In 2011, Elizabeth Warren appointed Petraeus to be Assistant Director of the Consumer Financial Protection Bureau, leading the Office of Servicemember Affairs. The office partners with the Pentagon to see that military families receive a strong financial education; monitors their complaints to the CFPB; and coordinates efforts of federal and state agencies regarding consumer protection measures for military families.

Petraeus wrote extensively for the CFPB's blog, with 50+ published articles as of July 2016. She has also been published in The New York Times, writing about exploitable clauses in the Higher Education Act that incentivize private for-profit colleges to see service members as “dollar signs in uniform” and recruit them aggressively. She is frequently interviewed in regards to her work, and has served as a public speaker at events like the National Conference of State Legislature's 2013 Legislative Summit.

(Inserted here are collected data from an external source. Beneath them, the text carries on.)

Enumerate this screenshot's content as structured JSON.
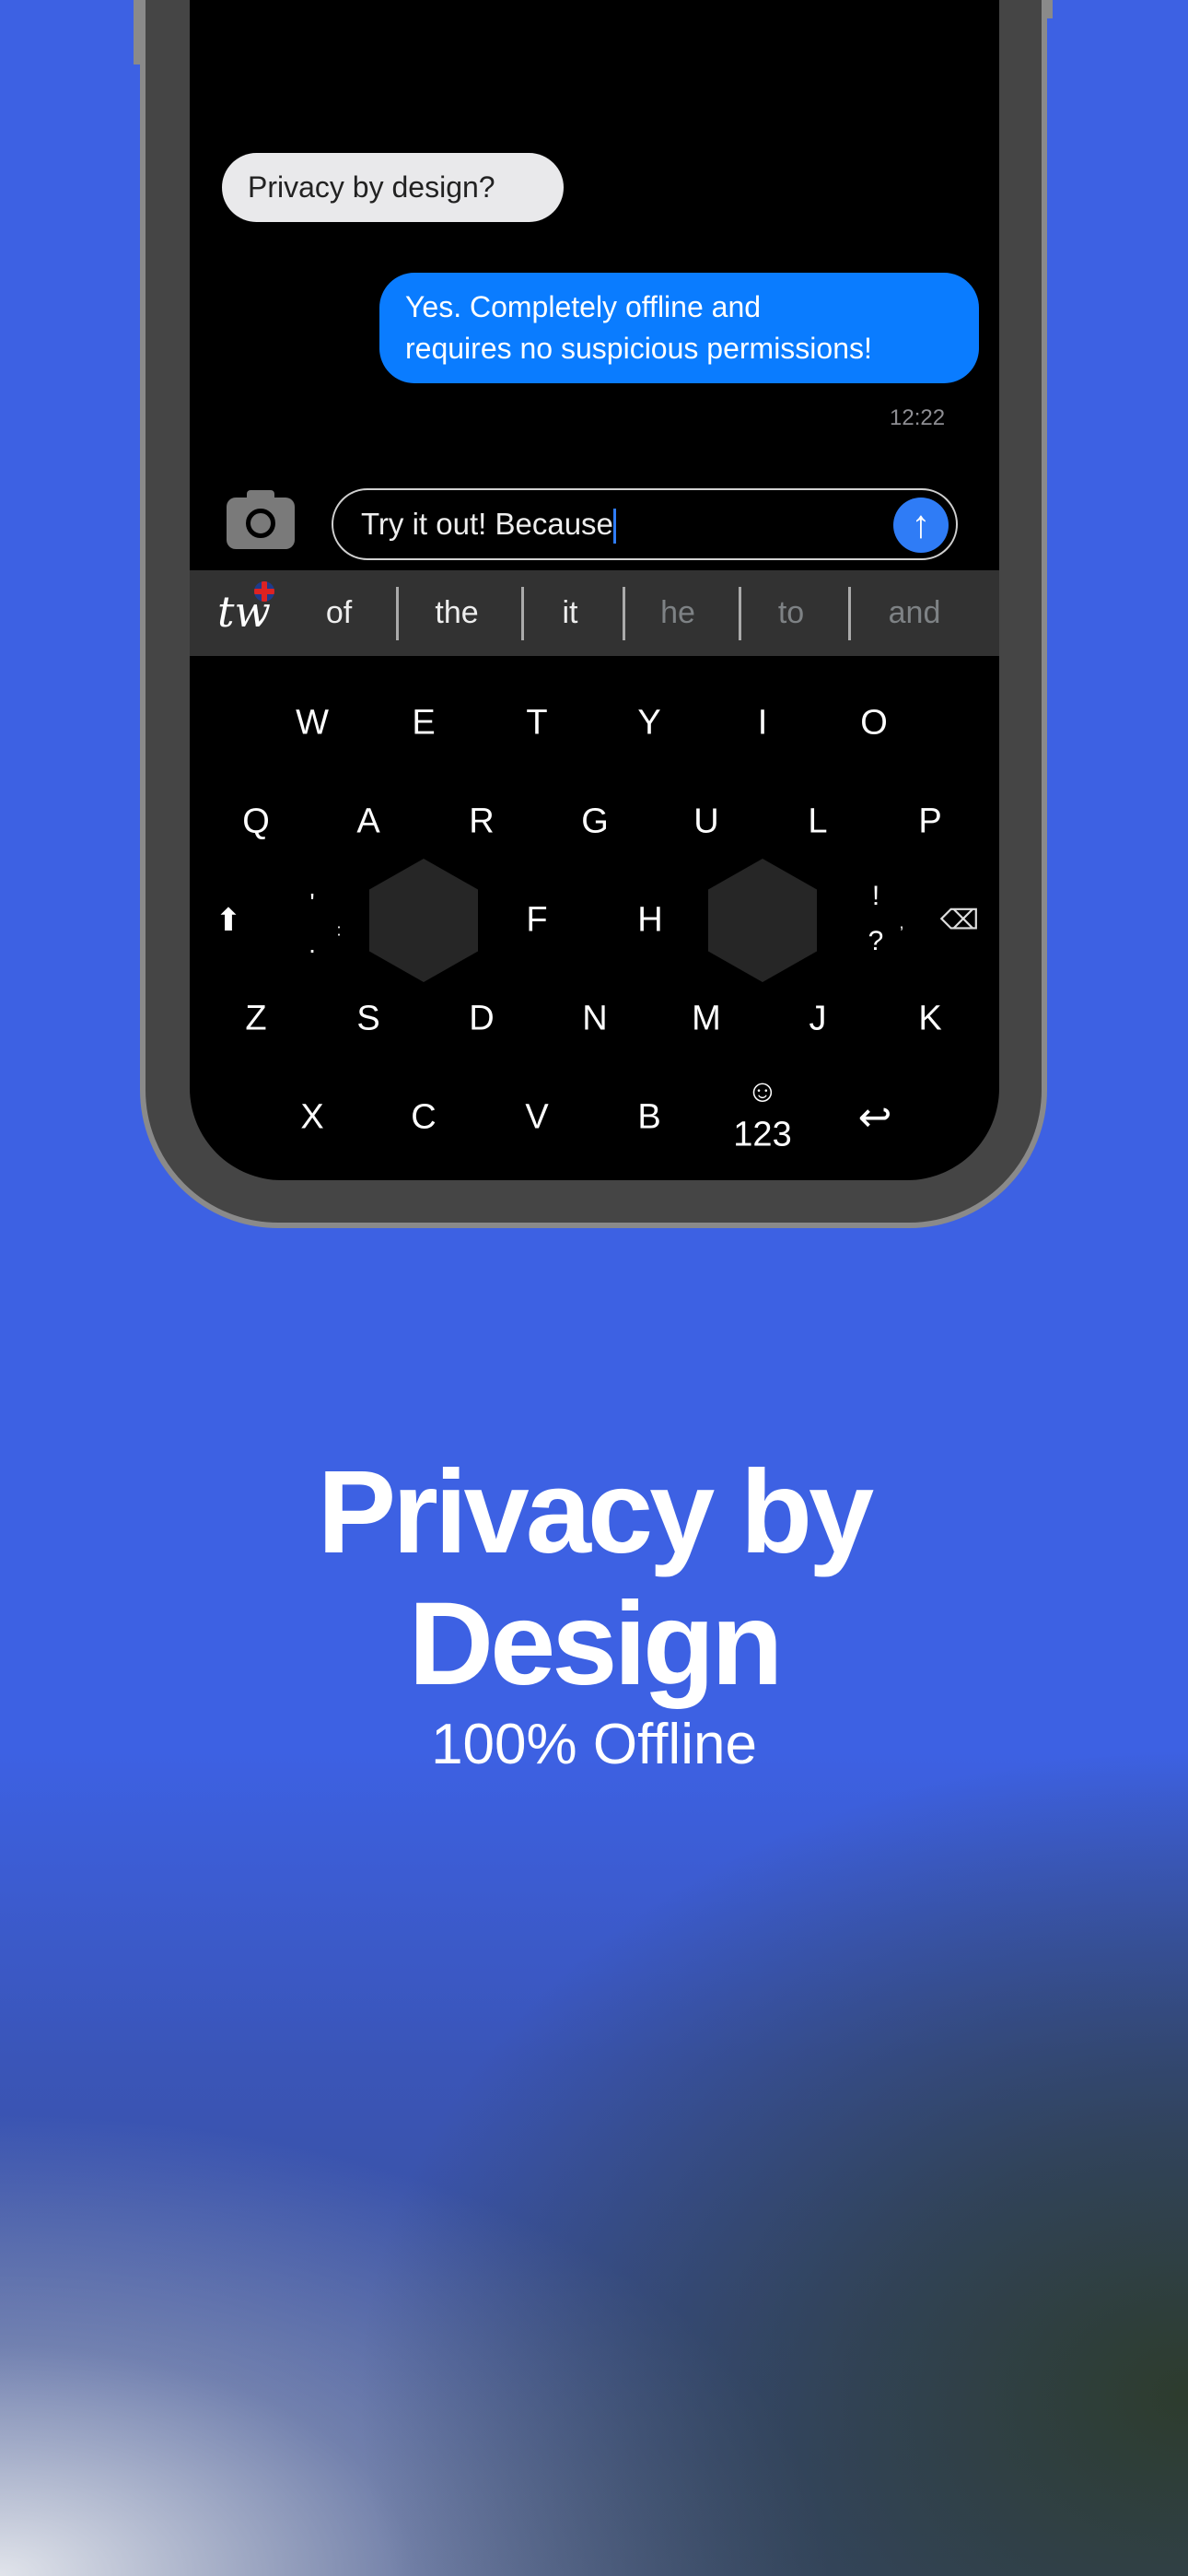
{
  "chat": {
    "incoming": "Privacy by design?",
    "outgoing_line1": "Yes. Completely offline and",
    "outgoing_line2": "requires no suspicious permissions!",
    "time": "12:22"
  },
  "input": {
    "value": "Try it out! Because",
    "send_icon": "arrow-up-icon"
  },
  "suggestions": {
    "logo": "tw",
    "words": [
      "of",
      "the",
      "it",
      "he",
      "to",
      "and"
    ]
  },
  "keyboard": {
    "row1": [
      "W",
      "E",
      "T",
      "Y",
      "I",
      "O"
    ],
    "row2": [
      "Q",
      "A",
      "R",
      "G",
      "U",
      "L",
      "P"
    ],
    "row3": {
      "punct_left_top": "'",
      "punct_left_bottom": ".",
      "punct_left_side": ":",
      "f": "F",
      "h": "H",
      "punct_right_top": "!",
      "punct_right_bottom": "?",
      "punct_right_side": ","
    },
    "row4": [
      "Z",
      "S",
      "D",
      "N",
      "M",
      "J",
      "K"
    ],
    "row5": [
      "X",
      "C",
      "V",
      "B"
    ],
    "numbers": "123"
  },
  "headline": {
    "line1": "Privacy by",
    "line2": "Design",
    "subtitle": "100% Offline"
  },
  "colors": {
    "background": "#3d61e3",
    "accent": "#2f7cf6",
    "outgoing_bubble": "#0a7cff"
  }
}
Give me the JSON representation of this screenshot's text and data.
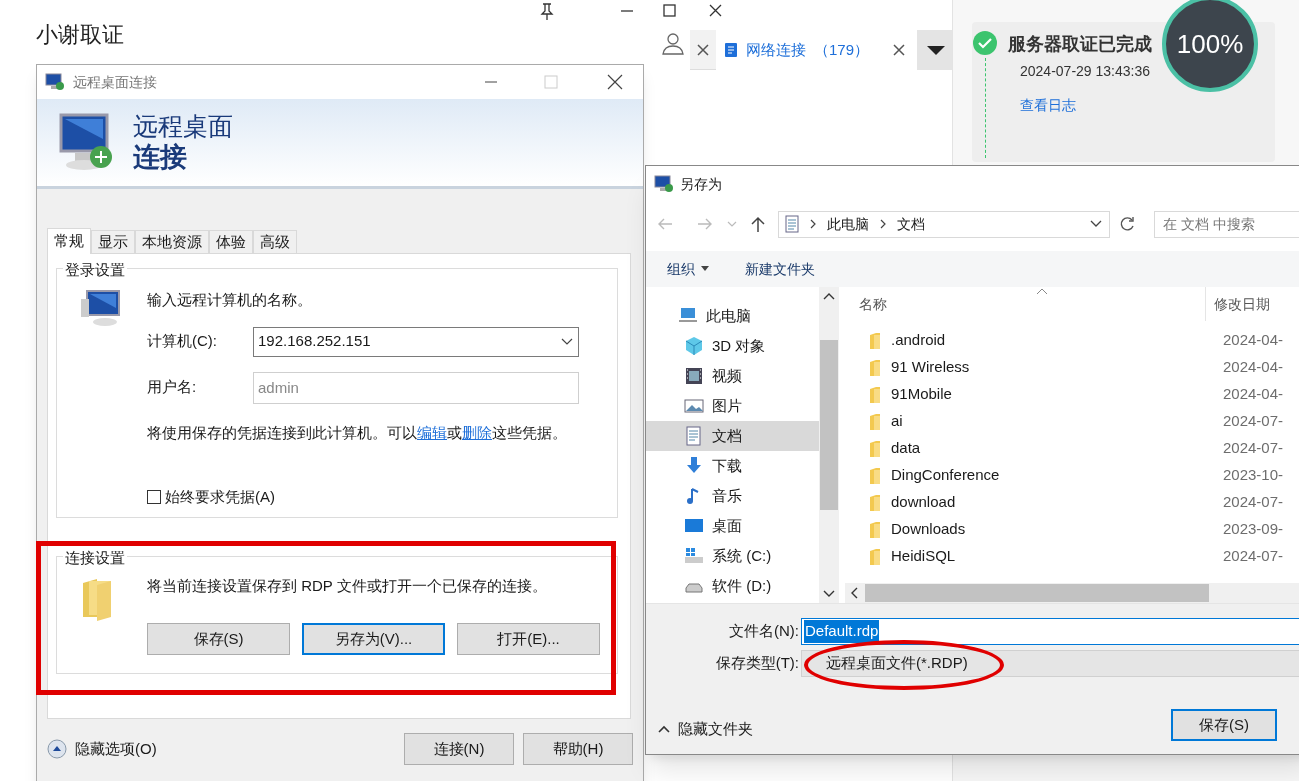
{
  "app": {
    "title": "小谢取证",
    "tabs": [
      {
        "label": "网络连接",
        "count": "（179）",
        "selected": true
      }
    ],
    "task": {
      "title": "服务器取证已完成",
      "time": "2024-07-29 13:43:36",
      "link": "查看日志",
      "progress": "100%",
      "done": true
    }
  },
  "rdp": {
    "title": "远程桌面连接",
    "banner_line1": "远程桌面",
    "banner_line2": "连接",
    "tabs": [
      {
        "label": "常规",
        "selected": true
      },
      {
        "label": "显示",
        "selected": false
      },
      {
        "label": "本地资源",
        "selected": false
      },
      {
        "label": "体验",
        "selected": false
      },
      {
        "label": "高级",
        "selected": false
      }
    ],
    "login_group": "登录设置",
    "prompt": "输入远程计算机的名称。",
    "computer_label": "计算机(C):",
    "computer_value": "192.168.252.151",
    "user_label": "用户名:",
    "user_placeholder": "admin",
    "note_parts": [
      {
        "kind": "text",
        "text": "将使用保存的凭据连接到此计算机。可以"
      },
      {
        "kind": "link",
        "text": "编辑"
      },
      {
        "kind": "text",
        "text": "或"
      },
      {
        "kind": "link",
        "text": "删除"
      },
      {
        "kind": "text",
        "text": "这些凭据。"
      }
    ],
    "always_ask": {
      "label": "始终要求凭据(A)",
      "checked": false
    },
    "connection_group": "连接设置",
    "connection_note": "将当前连接设置保存到 RDP 文件或打开一个已保存的连接。",
    "buttons": [
      {
        "label": "保存(S)",
        "focused": false
      },
      {
        "label": "另存为(V)...",
        "focused": true
      },
      {
        "label": "打开(E)...",
        "focused": false
      }
    ],
    "options_toggle": "隐藏选项(O)",
    "footer_buttons": [
      "连接(N)",
      "帮助(H)"
    ]
  },
  "save_as": {
    "title": "另存为",
    "breadcrumb": [
      "此电脑",
      "文档"
    ],
    "search_placeholder": "在 文档 中搜索",
    "organize": "组织",
    "new_folder": "新建文件夹",
    "nav": [
      {
        "label": "此电脑",
        "kind": "pc",
        "selected": false
      },
      {
        "label": "3D 对象",
        "kind": "cube",
        "selected": false
      },
      {
        "label": "视频",
        "kind": "video",
        "selected": false
      },
      {
        "label": "图片",
        "kind": "image",
        "selected": false
      },
      {
        "label": "文档",
        "kind": "doc",
        "selected": true
      },
      {
        "label": "下载",
        "kind": "download",
        "selected": false
      },
      {
        "label": "音乐",
        "kind": "music",
        "selected": false
      },
      {
        "label": "桌面",
        "kind": "desktop",
        "selected": false
      },
      {
        "label": "系统 (C:)",
        "kind": "sysdrive",
        "selected": false
      },
      {
        "label": "软件 (D:)",
        "kind": "drive",
        "selected": false
      }
    ],
    "columns": [
      "名称",
      "修改日期"
    ],
    "rows": [
      {
        "name": ".android",
        "date": "2024-04-"
      },
      {
        "name": "91 Wireless",
        "date": "2024-04-"
      },
      {
        "name": "91Mobile",
        "date": "2024-04-"
      },
      {
        "name": "ai",
        "date": "2024-07-"
      },
      {
        "name": "data",
        "date": "2024-07-"
      },
      {
        "name": "DingConference",
        "date": "2023-10-"
      },
      {
        "name": "download",
        "date": "2024-07-"
      },
      {
        "name": "Downloads",
        "date": "2023-09-"
      },
      {
        "name": "HeidiSQL",
        "date": "2024-07-"
      }
    ],
    "filename_label": "文件名(N):",
    "filename_value": "Default.rdp",
    "type_label": "保存类型(T):",
    "type_value": "远程桌面文件(*.RDP)",
    "hide_folders": "隐藏文件夹",
    "save_button": "保存(S)"
  }
}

Petraeus appeared before several Congressional committees in her role at the CFPB in order to increase U.S. lawmakers’ awareness of the financial difficulties facing military service members.

==Honors and awards==
===Honorary degrees===
- Methodist University in Fayetteville, North Carolina, May 2011, honorary Doctor of Public Service
- University of San Francisco, May 2012, honorary Doctor of Humane Letters

===Awards===
Source:

- Department of Defense Medal for Distinguished Public Service (August 2011)
- Department of the Army Decoration for Distinguished Civilian Service (August 2011)
- Department of the Army Outstanding Civilian Service Award (June 2001)
- Oklahoma Medal of Freedom (Apr 2011)
- Beacon of Ethics Award, The Greater Omaha Alliance for Business Ethics at Creighton University (Sept 2010)
- PenFed Foundation “Community Hero Award” (May 2013)
- Easter Seals Serving DC, Maryland and Virginia "Advocacy Award" (May 2014)
- Daughters of the American Revolution (DAR), recipient of the first President General's Medallion (June 2012)
- HillVets 100 (2014)
- The Women's Center (McLean, Virginia) 28th Annual Leadership Conference Award (March 2014)
- National Military Family Association "Support of Military Families Award" (March 2017)
- American Bankruptcy Institute Annual Service Award (April 2022)

==Personal life==
Petraeus comes from a family known for a history of military service. Her great-great grandfather fought in the Civil War and the Indian Wars; her great-grandfather was a brigadier general who fought in the Spanish–American War and World War I; her grandfather served in both World Wars, earning a Silver Star in the first and rising to lieutenant colonel in the second.
Her father, William A. Knowlton, was a retired four-star general and NATO commander. He was also Superintendent of the United States Military Academy.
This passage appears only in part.